Dataframes Merge

Hello
I’m working in a personal Project,
I have 2 datasets:

  • personal Information from Netflix accounts
  • Netflix Originals from kaggle.

The personal information dataset doesn’t have the type of content (movie or TV show) since both datasets have a common Colunm (‘Title’) I’m trying to merge both datasets usiung the following code:.
Netflix Originals = netflix_processed.
Netflix personal Data = netflix_updated

result1 = netflix_processed.merge(netflix_updated, indicator=True, how=‘outer’)

When I review the new dataset
result1.shape
(85121, 15)

Since the Netflix Originals contanis all the data from netflix and the personal data only have the title available for the country of the accounts, only should have the comun titles, but when I run the shape in the personal data is diffirent.
(7267, 7)

What could be doing wrong?

I’m sorry I might not understand it fully, are there titles in your Netflix personal dataframe that are not included in the Netflix Originals dataframe?
I think you are getting more rows and columns than you expected because you are using ‘outer’ merge.
If you want to keep all the data from the Netflix Originals dataframe and only add title from the Netflix personal dataframe that are in the Netflix Original dataframe as well then ‘left’ merge might be more appropriate. Or ‘inner’ merge in case you only want to keep data that are present in both dataframes.

It seems to be a fun project! Good luck!

Thanks for your response!!
Let me try to be more clear on this.
The Netflix originals has an information that user data doesn’t have witch is the “Type” but the comon column is the “Title” but my doubt is why when merge both datasets now has more rows than the user data one, since should take only the title in both datasets.

Does the Netflix Originals dataset contain all the movie/show titles from your personal data?

Yes, since have all the Netflix titles,

Even if they are both in Netflix, they might not have the same titles.

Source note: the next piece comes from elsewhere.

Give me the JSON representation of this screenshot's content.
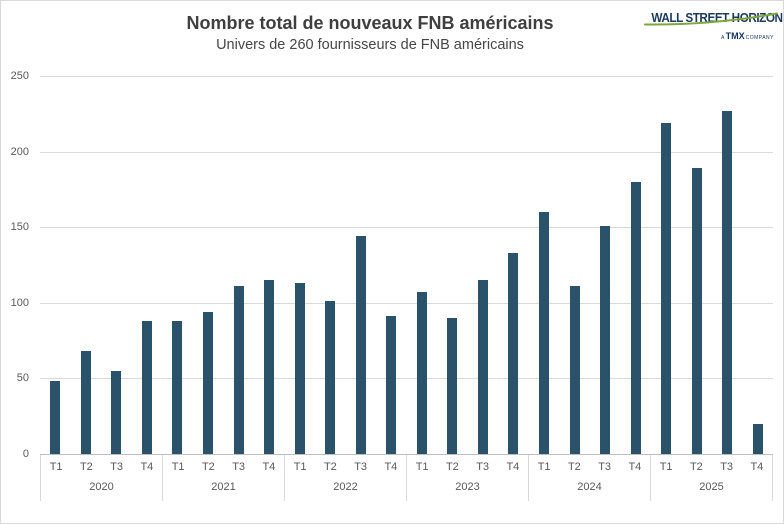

Your personal dataset might include movies/shows that are not Netflix “Originals” or only available in your region. Also, it depends on when the data for the two datasets were collected, the newer dataset might have titles that weren’t available when the first one was collected.
Have you checked if they are the same?

trying to see steps how to compare the name in both columns, you have any sugestions?

I used this line
merged = pd.merge(netflix_processed, netflix_updated, on=[‘title’])

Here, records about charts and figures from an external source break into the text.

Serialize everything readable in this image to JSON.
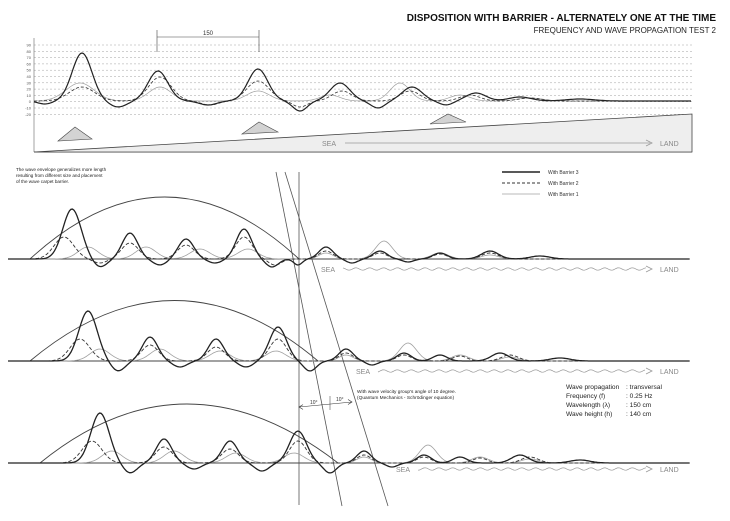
{
  "header": {
    "title": "DISPOSITION WITH BARRIER - ALTERNATELY ONE AT THE TIME",
    "subtitle": "FREQUENCY AND WAVE PROPAGATION TEST 2"
  },
  "top_panel": {
    "y_ticks": [
      "90",
      "80",
      "70",
      "60",
      "50",
      "40",
      "30",
      "20",
      "10",
      "0",
      "-10",
      "-20"
    ],
    "dimension_label": "150",
    "sea_label": "SEA",
    "land_label": "LAND"
  },
  "notes": {
    "envelope_note": [
      "The wave envelope generalizes more length",
      "resulting from different size and placement",
      "of the wave carpet barrier."
    ],
    "velocity_note": [
      "With wave velocity group's angle of 10 degree.",
      "(Quantum Mechanics - Schrödinger equation)"
    ],
    "angle_label_1": "10°",
    "angle_label_2": "10°"
  },
  "legend": {
    "items": [
      {
        "label": "With Barrier 3",
        "style": "solid-thick"
      },
      {
        "label": "With Barrier 2",
        "style": "dashed"
      },
      {
        "label": "With Barrier 1",
        "style": "solid-thin"
      }
    ]
  },
  "panels": [
    {
      "sea_label": "SEA",
      "land_label": "LAND"
    },
    {
      "sea_label": "SEA",
      "land_label": "LAND"
    },
    {
      "sea_label": "SEA",
      "land_label": "LAND"
    }
  ],
  "specs": {
    "rows": [
      {
        "label": "Wave propagation",
        "value": ": transversal"
      },
      {
        "label": "Frequency (f)",
        "value": ": 0.25 Hz"
      },
      {
        "label": "Wavelength (λ)",
        "value": ": 150 cm"
      },
      {
        "label": "Wave height (h)",
        "value": ": 140 cm"
      }
    ]
  },
  "colors": {
    "ink": "#222222",
    "mid": "#555555",
    "light": "#9a9a9a",
    "grid": "#8a8a8a",
    "shade": "#d9d9d9"
  }
}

when the dataset is finish I have a new column called _merge and show Three options
left_only
right_only
both

I attach the final CSV.
https://drive.google.com/file/d/1u9Oz04a5txNtyeqddbdK9uTBporsTSBU/view?usp=sharing

I’ve just sent you as request to grant me access to check your csv.

I’m a beginner as well, so I don’t know what’s the best way to compare for common titles.
One way I can think of is using merge :smiley: Using ‘inner’ merge will return only the titles that are common!

access granted, but I found the problem,

there’s a title present in the user dataset but not present on the netflix titles.

I’m glad you managed to figure it out! Good luck with your project!